Of course, you'll need a desk and space for a desktop so it might all be moot
Does this seem like a good recommendation? Sounds like it beats the Razer Blade and the Blade Stealth with Core, as well as the MSI GS36VR.
Performance wise it's great. I'm not a gamer but as an engineer and a side hobby of photography, i need the graphics power to run CAD software and Adobe Lightroom/Photoshop. Also need the computing power to do programming. Laptop never really gave me problems on those fronts, and can handle running CAD duplicated on a TV. Perhaps not the most intensive usage of the laptop's capabilities, but i'm confident it will run higher loads perfectly fine.
Aside from screen and performance etc, i think keyboard, trackpad, wifi module, and other small things are important considerations. Razer has great build quality and i feel that the small details are worth the premium.
Oh yea, i use the 1080 non-touchscreen version because it's cheaper and supposedly has better colour accuracy than the touchscreen version. I came from using a 3K screen (HP x360 Spectre) and haven't missed the higher resolution. To me, not much of a difference in resolution, but a big difference in colour representation.

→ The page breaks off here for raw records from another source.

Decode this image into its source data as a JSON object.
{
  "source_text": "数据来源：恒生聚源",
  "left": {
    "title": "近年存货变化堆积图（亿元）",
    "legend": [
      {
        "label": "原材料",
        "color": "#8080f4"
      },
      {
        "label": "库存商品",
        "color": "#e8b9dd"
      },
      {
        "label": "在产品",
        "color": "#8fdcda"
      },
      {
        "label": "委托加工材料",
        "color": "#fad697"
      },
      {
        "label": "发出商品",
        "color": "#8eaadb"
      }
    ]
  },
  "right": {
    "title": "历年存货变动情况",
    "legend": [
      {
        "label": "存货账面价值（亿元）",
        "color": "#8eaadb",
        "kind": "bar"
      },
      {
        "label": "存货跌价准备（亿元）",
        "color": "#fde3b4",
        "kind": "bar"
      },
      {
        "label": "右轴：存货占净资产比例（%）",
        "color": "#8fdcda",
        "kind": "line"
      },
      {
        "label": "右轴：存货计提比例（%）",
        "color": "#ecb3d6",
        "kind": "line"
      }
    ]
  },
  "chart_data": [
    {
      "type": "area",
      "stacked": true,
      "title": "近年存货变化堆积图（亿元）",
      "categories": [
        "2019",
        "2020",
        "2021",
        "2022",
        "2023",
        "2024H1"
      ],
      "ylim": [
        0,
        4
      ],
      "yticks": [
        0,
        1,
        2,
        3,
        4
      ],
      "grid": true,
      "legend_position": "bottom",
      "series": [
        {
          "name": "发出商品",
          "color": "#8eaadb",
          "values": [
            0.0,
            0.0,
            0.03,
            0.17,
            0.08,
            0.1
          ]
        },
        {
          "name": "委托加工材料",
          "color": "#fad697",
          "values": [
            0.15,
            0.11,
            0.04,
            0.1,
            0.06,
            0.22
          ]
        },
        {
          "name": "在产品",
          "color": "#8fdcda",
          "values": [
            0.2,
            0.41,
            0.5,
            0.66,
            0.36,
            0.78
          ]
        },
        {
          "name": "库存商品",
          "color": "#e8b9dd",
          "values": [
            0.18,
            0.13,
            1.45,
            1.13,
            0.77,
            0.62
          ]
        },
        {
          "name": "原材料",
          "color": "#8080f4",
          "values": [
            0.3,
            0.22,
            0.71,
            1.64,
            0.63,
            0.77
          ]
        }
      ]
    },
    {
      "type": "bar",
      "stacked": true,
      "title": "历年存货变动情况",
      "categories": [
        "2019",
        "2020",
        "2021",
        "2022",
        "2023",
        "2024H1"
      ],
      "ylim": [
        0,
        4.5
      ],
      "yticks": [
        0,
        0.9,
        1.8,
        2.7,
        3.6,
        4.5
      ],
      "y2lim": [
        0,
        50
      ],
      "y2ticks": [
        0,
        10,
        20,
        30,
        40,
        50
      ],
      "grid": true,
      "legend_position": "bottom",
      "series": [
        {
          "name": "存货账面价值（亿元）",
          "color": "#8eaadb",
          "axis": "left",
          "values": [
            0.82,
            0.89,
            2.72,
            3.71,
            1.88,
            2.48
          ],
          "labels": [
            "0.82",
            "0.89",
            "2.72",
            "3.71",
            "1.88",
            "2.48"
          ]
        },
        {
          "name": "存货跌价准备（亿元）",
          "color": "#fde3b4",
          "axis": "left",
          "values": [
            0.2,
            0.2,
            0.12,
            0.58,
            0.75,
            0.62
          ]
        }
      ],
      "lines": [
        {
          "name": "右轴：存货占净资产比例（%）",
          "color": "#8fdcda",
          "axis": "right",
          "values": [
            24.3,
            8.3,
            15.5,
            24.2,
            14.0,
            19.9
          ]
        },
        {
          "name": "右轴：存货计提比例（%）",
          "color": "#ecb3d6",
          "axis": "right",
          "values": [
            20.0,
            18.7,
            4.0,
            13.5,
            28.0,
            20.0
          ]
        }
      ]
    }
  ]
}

The fan outlets are on the underside of the laptop though. For this reason, there are two long and thick rubber strips running the length of the laptop on the bottom to prop the laptop up. However, when i'm at home, i prop it up further with laptop cooling balls or whatever they're called. Not sure if it really helps much, but just gives me a peace of mind.
Easily enough for OS, apps and documents. I actually keep my word documents on it for no reason other than they're tiny - probably bad management on my part, but it's fast! I keep my games (all two of them!) on the hdd.
And it's less nickable - our flat was burgled in the first year despite automatic locks on the doors (some housemates were regularly locked out) and my shed in the second or third year (also locked) was smashed open for a bike. Students make for a common target, even if it is still very unlucky to be targeted. A desktop is just far less likely to be stolen because it's a pain in the arse.
Obviously laptops are more portable now, but I really wouldn't want to carry around something so expensive where it could be accidentally left on a bus (it does happen), dropped or stolen. A small netbook type jobby is super cheap, longer battery life and way more portable while allowing productivity. Back up the documents to Google drive for instant backup and access on the more powerful computer back home.
All imo and such. There is the logistical challenge of where it goes and how to get it there, of course. But it's definitely worthy of consideration.
But you do have think hard about what you need.
I built a PC 3 years go (i7 4770S) but cheapes out on the Motherboard which doesn't have enough USB slots so have to have extenders/Hubs.